The Grades of Olive Oil

Extravirgin Olive Oil
The best, produced exclusively through cold pressing. The maximum allowed acidity level is 1% and it must pass the examination of a tasting commission with a score of 6.5 or above What to use it for? As a condiment, over salads (with a little vinegar), drizzled into hearty soups at table, to make bruschetta, (sparingly) in marinades and so on.
Virgin Olive Oil
A step down from Extravergine; its acidity can be up to 2%, and it must receive a score of 5.5 or above from the tasting commission. What to use it for? If it's good, it can be put to the same uses as the above; you can also use it for cooking.
Pure Olive Oil
This is produced industrially by treating oils that are too acidic or suffer from other defects, and adding some virgin oil for balance. The maximum allowed acidity is 1.5%, and there is no taste test. What to use it for? Primarily cooking.
Olive Oil
This is produced by treating the paste from the first pressing (called sansa) with solvents to extract the remaining oil and then adding some virgin oil for balance. The maximum allowed acidity is 1.5% and again no tasting panel. What to use it for? Cooking

Suggestions
In short, there are lots of problems to look out for, and many are more common than you might think. Indeed, I attended a comparison of artisanal and mass-produced commercial oils a few years ago, and the master taster found defects, in particular brininess, in almost all the commercial oils.

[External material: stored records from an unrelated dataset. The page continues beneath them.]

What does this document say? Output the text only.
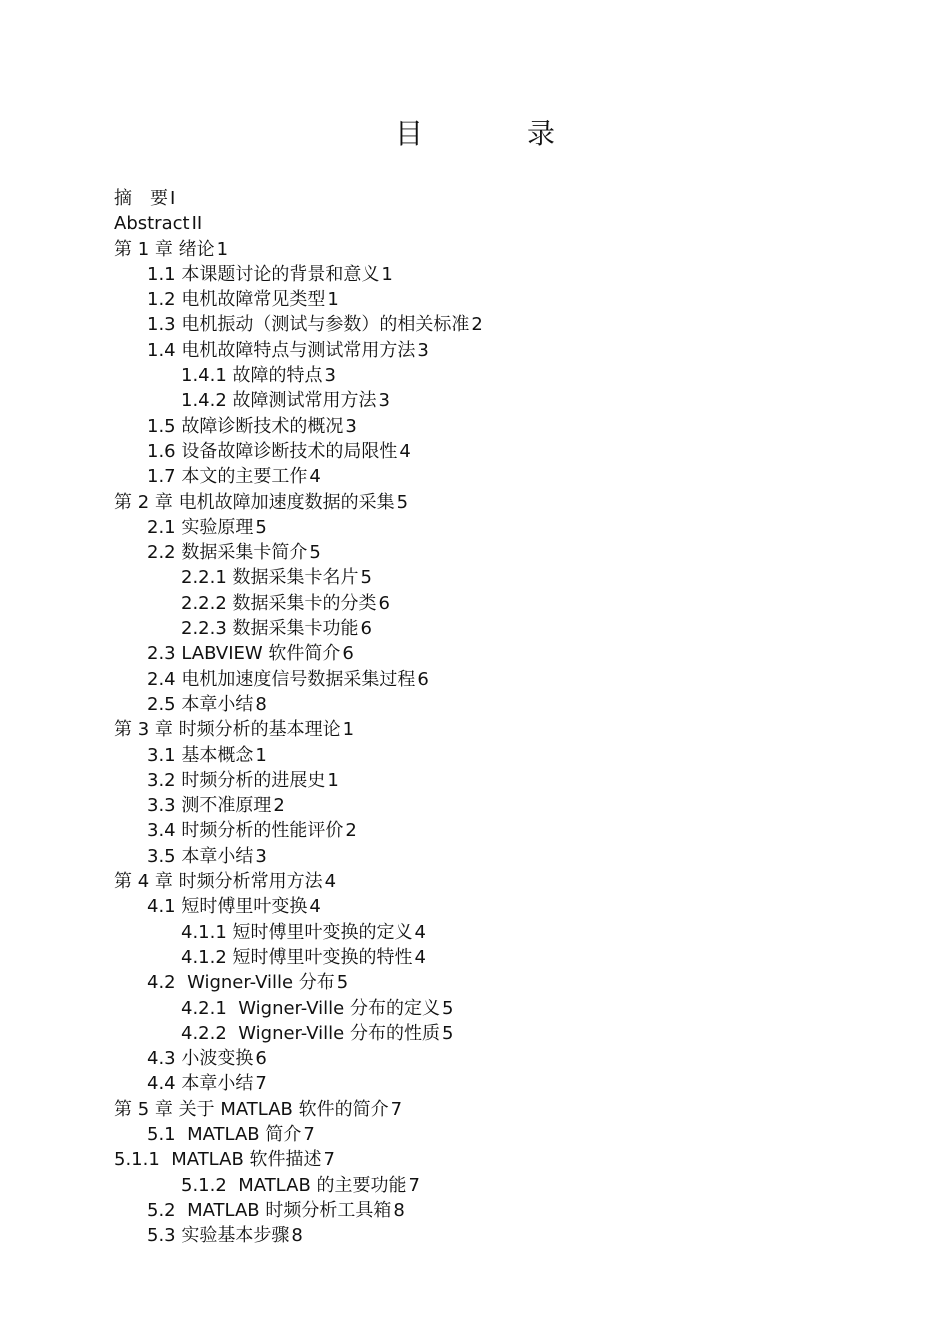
目　录
摘　要 I
Abstract II
第 1 章 绪论 1
1.1 本课题讨论的背景和意义 1
1.2 电机故障常见类型 1
1.3 电机振动（测试与参数）的相关标准 2
1.4 电机故障特点与测试常用方法 3
1.4.1 故障的特点 3
1.4.2 故障测试常用方法 3
1.5 故障诊断技术的概况 3
1.6 设备故障诊断技术的局限性 4
1.7 本文的主要工作 4
第 2 章 电机故障加速度数据的采集 5
2.1 实验原理 5
2.2 数据采集卡简介 5
2.2.1 数据采集卡名片 5
2.2.2 数据采集卡的分类 6
2.2.3 数据采集卡功能 6
2.3 LABVIEW 软件简介 6
2.4 电机加速度信号数据采集过程 6
2.5 本章小结 8
第 3 章 时频分析的基本理论 1
3.1 基本概念 1
3.2 时频分析的进展史 1
3.3 测不准原理 2
3.4 时频分析的性能评价 2
3.5 本章小结 3
第 4 章 时频分析常用方法 4
4.1 短时傅里叶变换 4
4.1.1 短时傅里叶变换的定义 4
4.1.2 短时傅里叶变换的特性 4
4.2  Wigner-Ville 分布 5
4.2.1  Wigner-Ville 分布的定义 5
4.2.2  Wigner-Ville 分布的性质 5
4.3 小波变换 6
4.4 本章小结 7
第 5 章 关于 MATLAB 软件的简介 7
5.1  MATLAB 简介 7
5.1.1  MATLAB 软件描述 7
5.1.2  MATLAB 的主要功能 7
5.2  MATLAB 时频分析工具箱 8
5.3 实验基本步骤 8
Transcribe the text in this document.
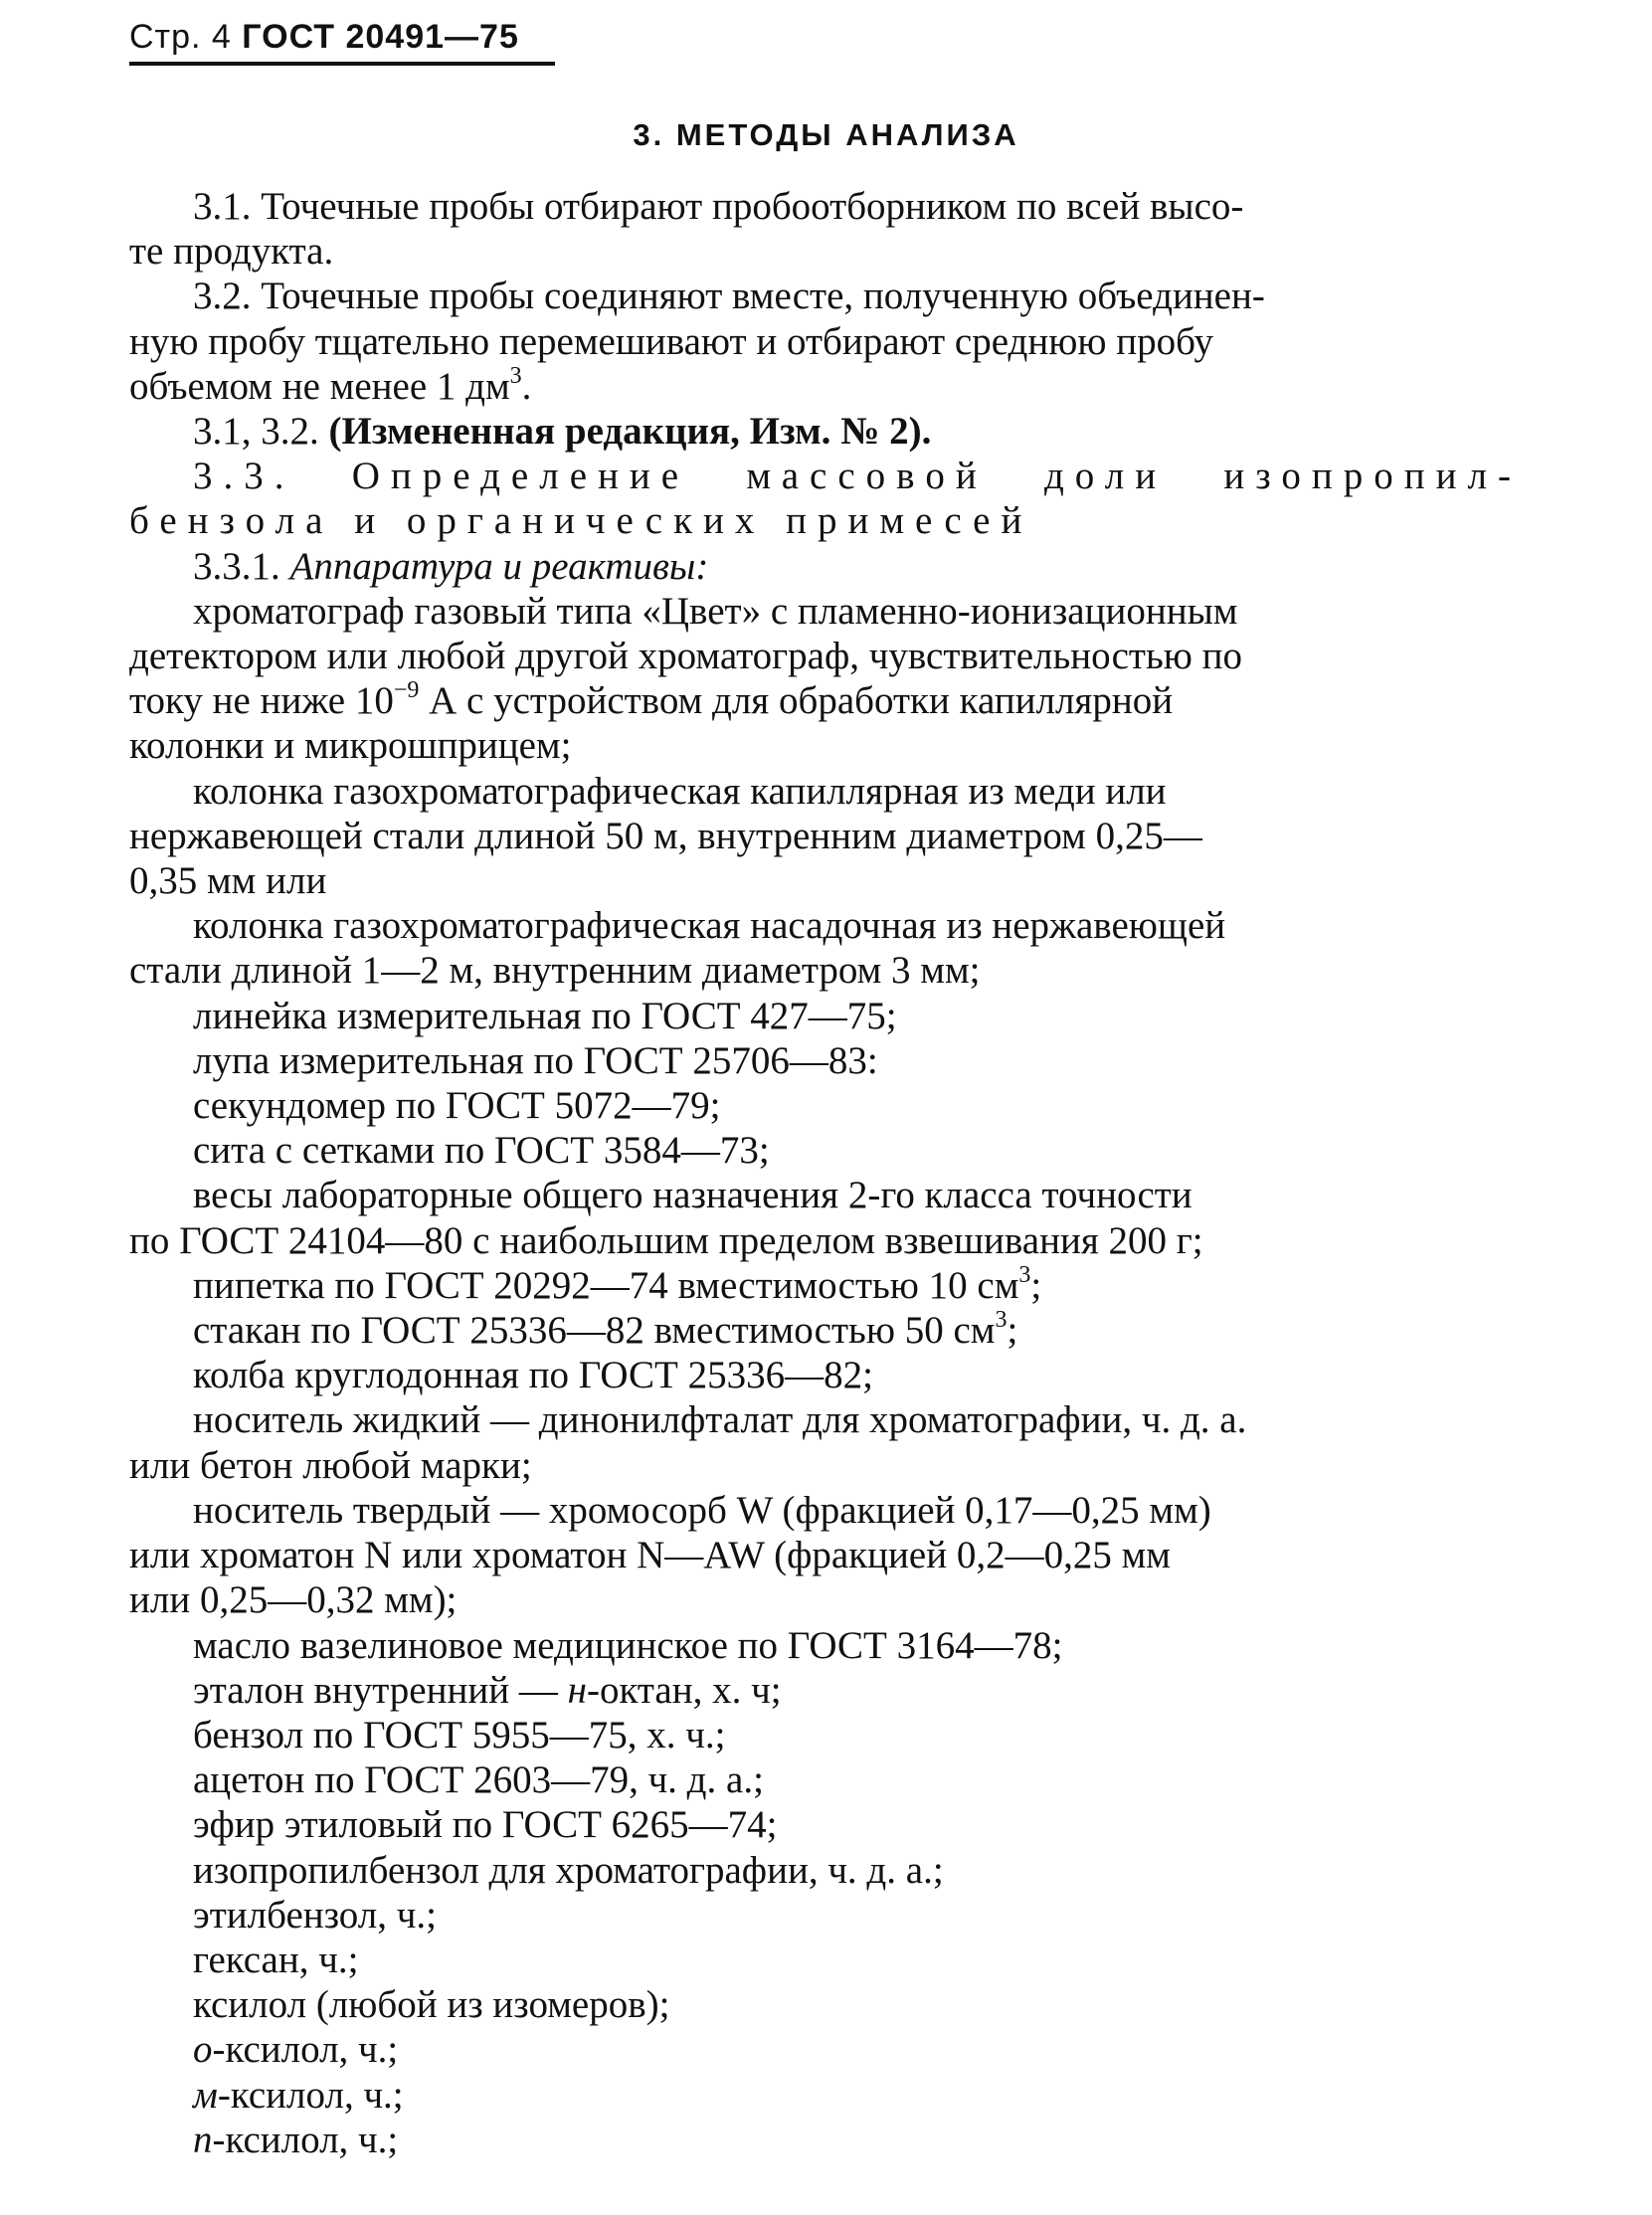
Стр. 4 ГОСТ 20491—75
3. МЕТОДЫ АНАЛИЗА
3.1. Точечные пробы отбирают пробоотборником по всей высо-
те продукта.
3.2. Точечные пробы соединяют вместе, полученную объединен-
ную пробу тщательно перемешивают и отбирают среднюю пробу
объемом не менее 1 $дм^3$.
3.1, 3.2. (Измененная редакция, Изм. № 2).
3.3. Определение массовой доли изопропил-
бензола и органических примесей
3.3.1. Аппаратура и реактивы:
хроматограф газовый типа «Цвет» с пламенно-ионизационным
детектором или любой другой хроматограф, чувствительностью по
току не ниже $10^{-9}$ А с устройством для обработки капиллярной
колонки и микрошприцем;
колонка газохроматографическая капиллярная из меди или
нержавеющей стали длиной 50 м, внутренним диаметром 0,25—
0,35 мм или
колонка газохроматографическая насадочная из нержавеющей
стали длиной 1—2 м, внутренним диаметром 3 мм;
линейка измерительная по ГОСТ 427—75;
лупа измерительная по ГОСТ 25706—83:
секундомер по ГОСТ 5072—79;
сита с сетками по ГОСТ 3584—73;
весы лабораторные общего назначения 2-го класса точности
по ГОСТ 24104—80 с наибольшим пределом взвешивания 200 г;
пипетка по ГОСТ 20292—74 вместимостью 10 $см^3$;
стакан по ГОСТ 25336—82 вместимостью 50 $см^3$;
колба круглодонная по ГОСТ 25336—82;
носитель жидкий — динонилфталат для хроматографии, ч. д. а.
или бетон любой марки;
носитель твердый — хромосорб W (фракцией 0,17—0,25 мм)
или хроматон N или хроматон N—AW (фракцией 0,2—0,25 мм
или 0,25—0,32 мм);
масло вазелиновое медицинское по ГОСТ 3164—78;
эталон внутренний — н-октан, х. ч;
бензол по ГОСТ 5955—75, х. ч.;
ацетон по ГОСТ 2603—79, ч. д. а.;
эфир этиловый по ГОСТ 6265—74;
изопропилбензол для хроматографии, ч. д. а.;
этилбензол, ч.;
гексан, ч.;
ксилол (любой из изомеров);
о-ксилол, ч.;
м-ксилол, ч.;
п-ксилол, ч.;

However, when it all works, and what you find is positive, the next step is to break out the bread to make bruschetta, together with a bowl of freshly sliced vegetables for pinzimonio (give each guest a dipping bowl to fill with oil, seasoned to taste with salt and pepper, and include bell peppers, artichoke hearts, celery, carrots, and whatever else you like that's firm enough to be dipped among the vegetables).

Follow the antipasto with a bowl of minestrone or pasta e fagioli drizzled with a little more oil, and follow the first course with grilled spare ribs, served with plain white beans and chickpeas, both drizzled with oil and seasoned with salt and pepper. Who could ask for more?